Page history last edited by PBworks 11 years, 6 months ago

 

 

 

Steven Erikson

 

House of Chains (Malazan Book Of Fallen)

 

 

Bantam Press Fantasy

 

1. Can you tell us about your writing?

 

Well, I'm a little riled about that at the moment. One of Canada's most successful writers, Margaret Atwood, was in town the other day for a literary festival of some sort. Earlier, she'd been on national radio promoting her most recent novel - a post-apocalyptic story somewhere between Hoban's Riddley Walker and Miller's A Canticle for Liebowitz - a novel which she insisted was not Science Fiction but Speculative Fiction. Whereupon she defined Science Fiction as fiction set in 'invented' worlds having no relationship to our own. At the festival, she added a definition of Fantasy, as fiction where animals talk. Now, the first definition had me incensed, the second one leaves me speechless. The only thing I can conclude about this is that the perjorative taint attached to such genres as Science Fiction and Fantasy still exists. What's disappointing is when the authors themselves fall victim to the same insecurities about what constitutes serious, quality fiction. I'd better stop there!

 

2. Which book do you feel has most influenced you?

 

That's difficult to answer, since in some ways it changes all the time.

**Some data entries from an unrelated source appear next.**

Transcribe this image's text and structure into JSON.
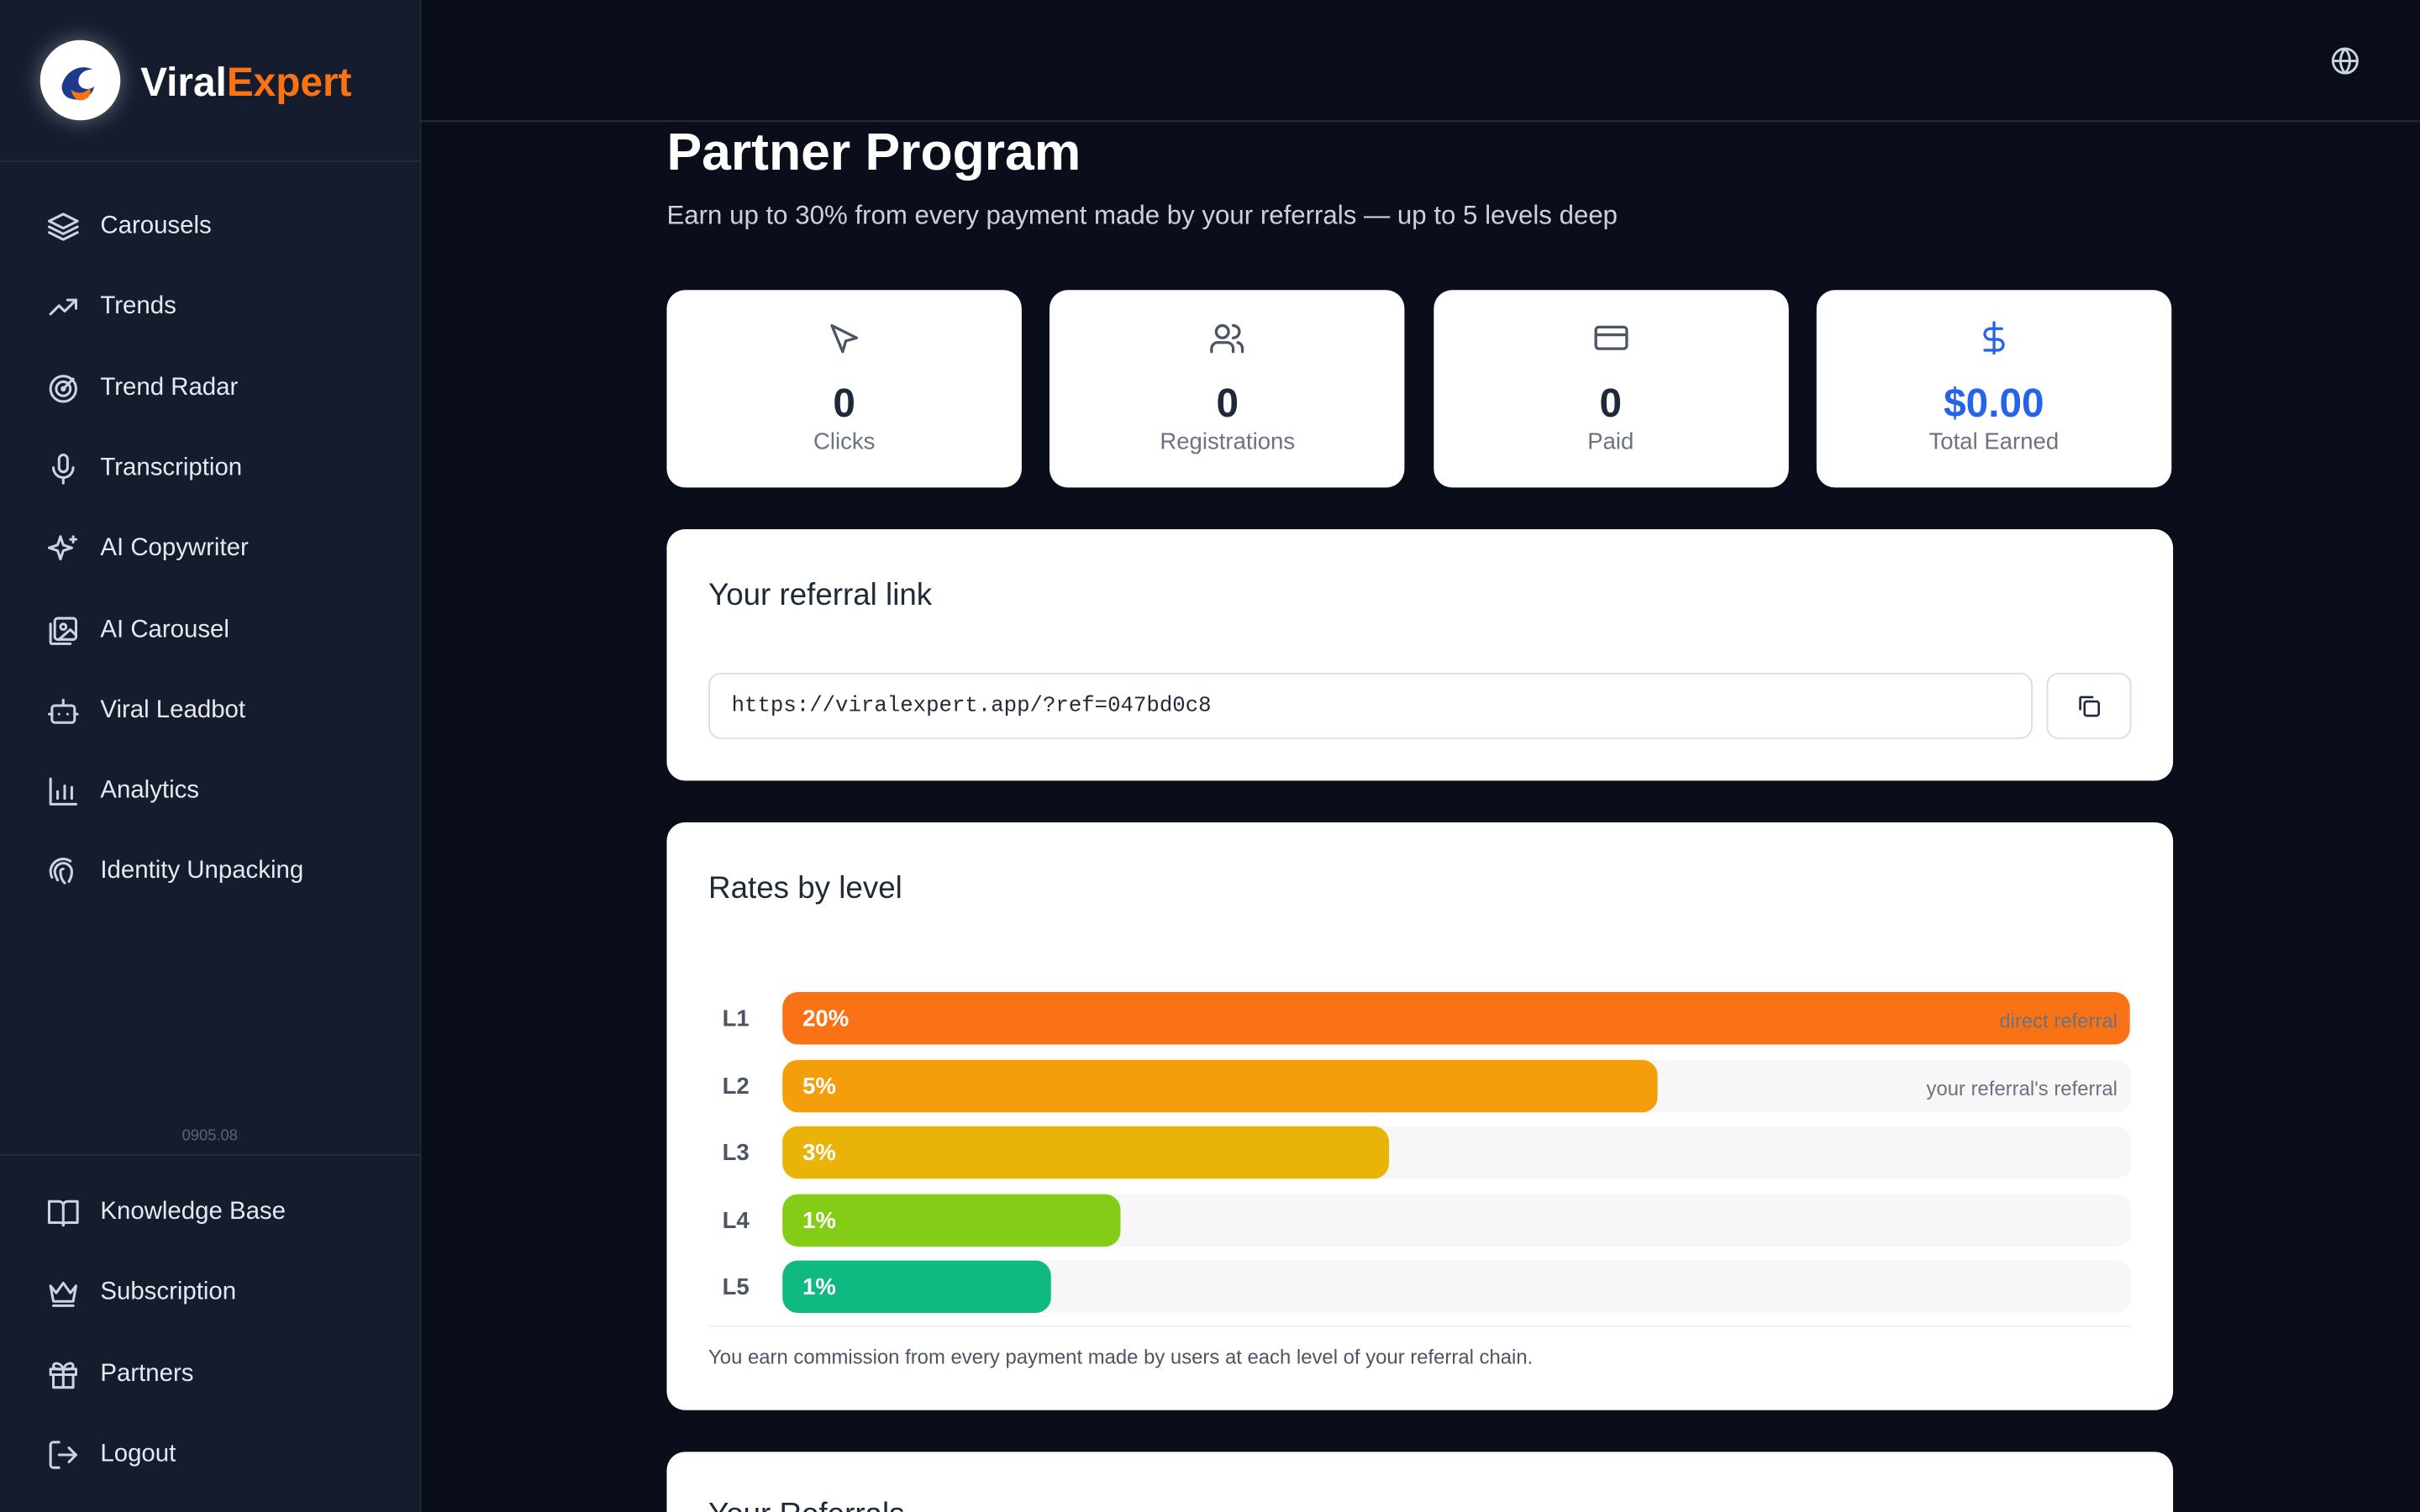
{
  "sidebar": {
    "brand": {
      "first": "Viral",
      "second": "Expert"
    },
    "nav": [
      "Carousels",
      "Trends",
      "Trend Radar",
      "Transcription",
      "AI Copywriter",
      "AI Carousel",
      "Viral Leadbot",
      "Analytics",
      "Identity Unpacking"
    ],
    "version": "0905.08",
    "bottom_nav": [
      "Knowledge Base",
      "Subscription",
      "Partners",
      "Logout"
    ]
  },
  "header": {
    "title": "Partner Program",
    "subtitle": "Earn up to 30% from every payment made by your referrals — up to 5 levels deep"
  },
  "stats": [
    {
      "value": 0,
      "label": "Clicks"
    },
    {
      "value": 0,
      "label": "Registrations"
    },
    {
      "value": 0,
      "label": "Paid"
    },
    {
      "value": "$0.00",
      "label": "Total Earned"
    }
  ],
  "referral_link": {
    "title": "Your referral link",
    "url": "https://viralexpert.app/?ref=047bd0c8"
  },
  "rates": {
    "title": "Rates by level",
    "levels": [
      {
        "level": "L1",
        "rate": "20%",
        "note": "direct referral"
      },
      {
        "level": "L2",
        "rate": "5%",
        "note": "your referral's referral"
      },
      {
        "level": "L3",
        "rate": "3%"
      },
      {
        "level": "L4",
        "rate": "1%"
      },
      {
        "level": "L5",
        "rate": "1%"
      }
    ],
    "footnote": "You earn commission from every payment made by users at each level of your referral chain."
  },
  "referrals": {
    "title": "Your Referrals"
  }
}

But I was reminded the other day during some conversation or other of one book that still brings a smile to my face, likely a rather evil smile, but pleasurable nonetheless. And thinking on it, I'd have to say it has proved very influential in my writing, although in a most subversive way, which is only right since I'm talking about G. K. Chesterton's The Man Who Was Thursday. There's an element of delicious chaos to that novel, a vast sleight of hand that seems way ahead of its time but, historically speaking, wasn't at all. It's a perfect little book. Funny and deadly.

 

4. Can you tell us something about the characters in the series?

 

As anyone who has been reading my series knows, that's a tough one since I have so many peopling my books. I like the notion of people passing through my stories, incidental figures that might or might not reappear in later books. Just as in history, names pop up then vanish, often following the triggering of some traumatic event. Leaders, personalities, often quite mysterious. But if pressed, I'd have to list a handful of soldiers, assassins, gods and near immortals who are driving the central story in my series. Reluctant participants one and all.

 

5. Do you know if you have any famous/interesting fans?

 

Well, that's an odd one. I hold a strange fascination for all my readers, wondering what's grabbing them about my stories, so in that way they're all interesting. On the Malazan Empire fan site there're readers ranging from fourteen year olds to academics, scattered all over the world yet coming together to discuss the 'Malazan Book of the Fallen'. It's astonishing what the internet has achieved. I have been extremely lucky in finding fans among writers in the genre, people I have long admired and who were major influences on my writing. Stephen Donaldson for one, Glen Cook for another.